Long running tasks using regions mapped with
simultaneous coherence can also be used to
implement applications that require pipeline
parallelism (e.g. \cite{GRAMPS09}), with
different long running tasks performing the
operation of different pipeline stages and
logical regions mapped with simultaneous
coherence storing queues of data. Must
epochs give Legion the power to capture
these patterns and thereby increase the
expressivity of the programming model.
\subsection{A Complete Example}
\label{sec:completeex}
Initially all of the various features of relaxed
coherence modes may seem disparate and unrelated.
However, for many applications, all of the different
components are essential for using relaxed coherence
modes to achieve high performance. As a minimal
example of how all these features compose, we
introduce a very simple stencil example.
Consider a simple one dimensional stencil computed
using explicit ghost cell regions. In this scenario,
many parallel tasks are launched, each of which
requests privileges on the logical region of local
cells that it owns ({\tt local\_lr}), two logical
regions of explicit ghost cells that it owns (
{\tt left\_lr} and {\tt right\_lr}), and the
left and right ghost cell regions from its right
and left neighbor respectively. The region {\tt local\_lr}
is requested with exclusive coherence, but the
other regions are requested with simultaneous coherence
to enable all the tasks to run at the same time.

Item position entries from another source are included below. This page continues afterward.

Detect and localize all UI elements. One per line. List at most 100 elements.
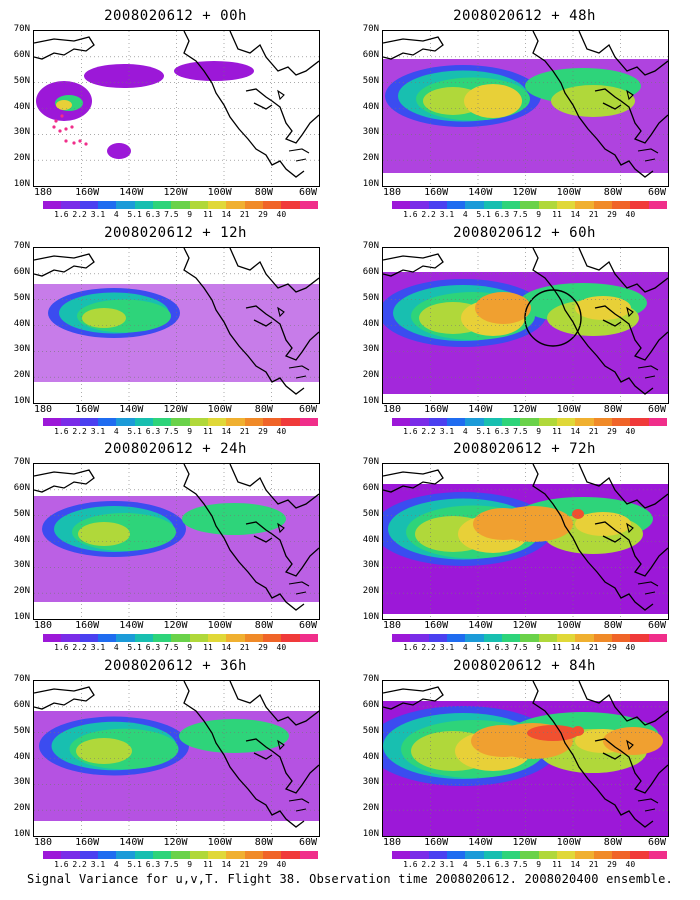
colorbar-label: 9 xyxy=(536,860,542,869)
y-tick-label: 30N xyxy=(13,777,30,788)
colorbar-swatch xyxy=(171,634,190,642)
colorbar-swatch xyxy=(244,851,263,859)
colorbar-swatch xyxy=(538,634,557,642)
colorbar-label: 11 xyxy=(203,427,213,436)
colorbar-swatch xyxy=(116,851,135,859)
y-tick-label: 40N xyxy=(362,318,379,329)
map-plot xyxy=(33,680,320,837)
colorbar-swatch xyxy=(97,634,117,642)
y-tick-label: 60N xyxy=(362,699,379,710)
colorbar xyxy=(43,201,318,209)
x-tick-label: 60W xyxy=(298,620,318,631)
variance-field xyxy=(34,248,319,403)
colorbar-label: 5.1 xyxy=(476,860,491,869)
y-tick-label: 10N xyxy=(13,612,30,622)
colorbar-swatch xyxy=(410,201,429,209)
panel-title: 2008020612 + 00h xyxy=(104,8,247,24)
colorbar-label: 9 xyxy=(536,427,542,436)
colorbar-label: 5.1 xyxy=(127,643,142,652)
colorbar-label: 11 xyxy=(552,210,562,219)
x-tick-label: 80W xyxy=(254,187,273,198)
colorbar-swatch xyxy=(556,851,576,859)
colorbar-label: 3.1 xyxy=(90,643,106,652)
x-tick-label: 140W xyxy=(119,404,144,415)
colorbar-swatch xyxy=(116,634,135,642)
x-tick-label: 60W xyxy=(298,837,318,848)
colorbar-label: 3.1 xyxy=(90,860,106,869)
x-tick-label: 100W xyxy=(207,620,232,631)
y-tick-label: 70N xyxy=(362,241,379,251)
y-tick-label: 10N xyxy=(13,396,30,406)
colorbar-swatch xyxy=(593,634,612,642)
x-tick-label: 140W xyxy=(119,620,144,631)
colorbar-label: 29 xyxy=(607,427,617,436)
x-tick-label: 80W xyxy=(254,404,273,415)
colorbar-swatch xyxy=(611,634,631,642)
x-tick-label: 120W xyxy=(163,620,188,631)
colorbar-label: 4 xyxy=(462,210,468,219)
colorbar-swatch xyxy=(501,634,521,642)
colorbar-swatch xyxy=(648,418,667,426)
colorbar-swatch xyxy=(262,418,282,426)
colorbar-swatch xyxy=(281,634,300,642)
colorbar-label: 14 xyxy=(570,427,581,436)
x-tick-label: 120W xyxy=(512,187,537,198)
colorbar-label: 14 xyxy=(570,210,581,219)
colorbar-label: 14 xyxy=(221,643,232,652)
colorbar xyxy=(43,851,318,859)
y-tick-label: 70N xyxy=(13,457,30,467)
x-tick-label: 160W xyxy=(424,837,449,848)
colorbar-label: 40 xyxy=(625,860,636,869)
colorbar-label: 6.3 xyxy=(145,643,161,652)
x-tick-label: 120W xyxy=(512,620,537,631)
y-tick-label: 20N xyxy=(362,803,379,814)
colorbar-label: 3.1 xyxy=(90,210,106,219)
colorbar-swatch xyxy=(299,201,318,209)
colorbar-swatch xyxy=(299,634,318,642)
x-tick-label: 100W xyxy=(207,187,232,198)
colorbar-swatch xyxy=(392,634,411,642)
colorbar-label: 9 xyxy=(187,210,193,219)
colorbar-swatch xyxy=(630,634,649,642)
colorbar-label: 40 xyxy=(276,643,287,652)
colorbar-label: 4 xyxy=(462,643,468,652)
y-tick-label: 20N xyxy=(362,586,379,597)
colorbar-swatch xyxy=(410,634,429,642)
colorbar-swatch xyxy=(428,634,447,642)
x-tick-label: 100W xyxy=(556,404,581,415)
map-plot xyxy=(33,463,320,620)
x-tick-label: 160W xyxy=(75,187,100,198)
colorbar-swatch xyxy=(392,418,411,426)
colorbar xyxy=(392,201,667,209)
colorbar-swatch xyxy=(207,634,227,642)
colorbar-swatch xyxy=(134,201,153,209)
colorbar-label: 7.5 xyxy=(164,643,179,652)
map-plot xyxy=(382,680,669,837)
colorbar-swatch xyxy=(299,851,318,859)
colorbar-swatch xyxy=(630,418,649,426)
colorbar-label: 3.1 xyxy=(439,860,455,869)
variance-field xyxy=(34,464,319,619)
colorbar-swatch xyxy=(97,201,117,209)
colorbar-label: 9 xyxy=(187,860,193,869)
y-tick-label: 70N xyxy=(362,24,379,34)
colorbar-swatch xyxy=(134,851,153,859)
panel-title: 2008020612 + 24h xyxy=(104,441,247,457)
y-tick-label: 10N xyxy=(13,829,30,839)
colorbar-swatch xyxy=(116,418,135,426)
colorbar-swatch xyxy=(281,851,300,859)
colorbar-swatch xyxy=(520,851,539,859)
colorbar-swatch xyxy=(299,418,318,426)
y-tick-label: 60N xyxy=(362,266,379,277)
colorbar-label: 5.1 xyxy=(476,427,491,436)
colorbar-label: 6.3 xyxy=(494,210,510,219)
map-plot xyxy=(382,463,669,620)
colorbar-label: 40 xyxy=(625,210,636,219)
x-tick-label: 140W xyxy=(468,620,493,631)
colorbar-label: 1.6 xyxy=(54,210,69,219)
y-tick-label: 30N xyxy=(362,127,379,138)
y-tick-label: 70N xyxy=(13,24,30,34)
colorbar-label: 40 xyxy=(276,860,287,869)
map-plot xyxy=(33,30,320,187)
colorbar-label: 6.3 xyxy=(494,427,510,436)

In order to permit the tasks to synchronize using
phase barriers, the tasks are all launched as part
of the same must epoch. Since they are all launched
in the same must epoch, the launching node
maps them all at the same time. Each task is assigned
a different processor and maps its {\tt local\_lr}
and neighbor {\tt left\_lr} and {\tt right\_lr} into
memories local to the target processor. The idea behind
this mapping is that tasks will push their data to
the explicit copies of their owned {\tt left\_lr}
and {\tt right\_lr} on remote nodes.
Figure~\ref{fig:stencilex} illustrates the execution of
the stencil tasks for several iterations. When the tasks run,
they may perform other computations on {\tt local\_lr}, but
eventually they need to perform the stencil computation. To
perform the stencil computation they first issue explicit
copies from their {\tt local\_lr} logical region to the
ghost cell regions they own (which have been mapped into
memories on remote nodes). Phase barriers are triggered
contingent upon the completion of the copies to mark when
the data in the owned logical regions are valid. After
issuing the explicit copies, the tasks then perform an
acquire request for the neighbor explicit ghost cell
regions contingent on the phase barriers from each
of their neighbors have triggered. The acquire operation
is necessary to gain coherence for the explicit ghost
cell logical regions so they can be moved if necessary.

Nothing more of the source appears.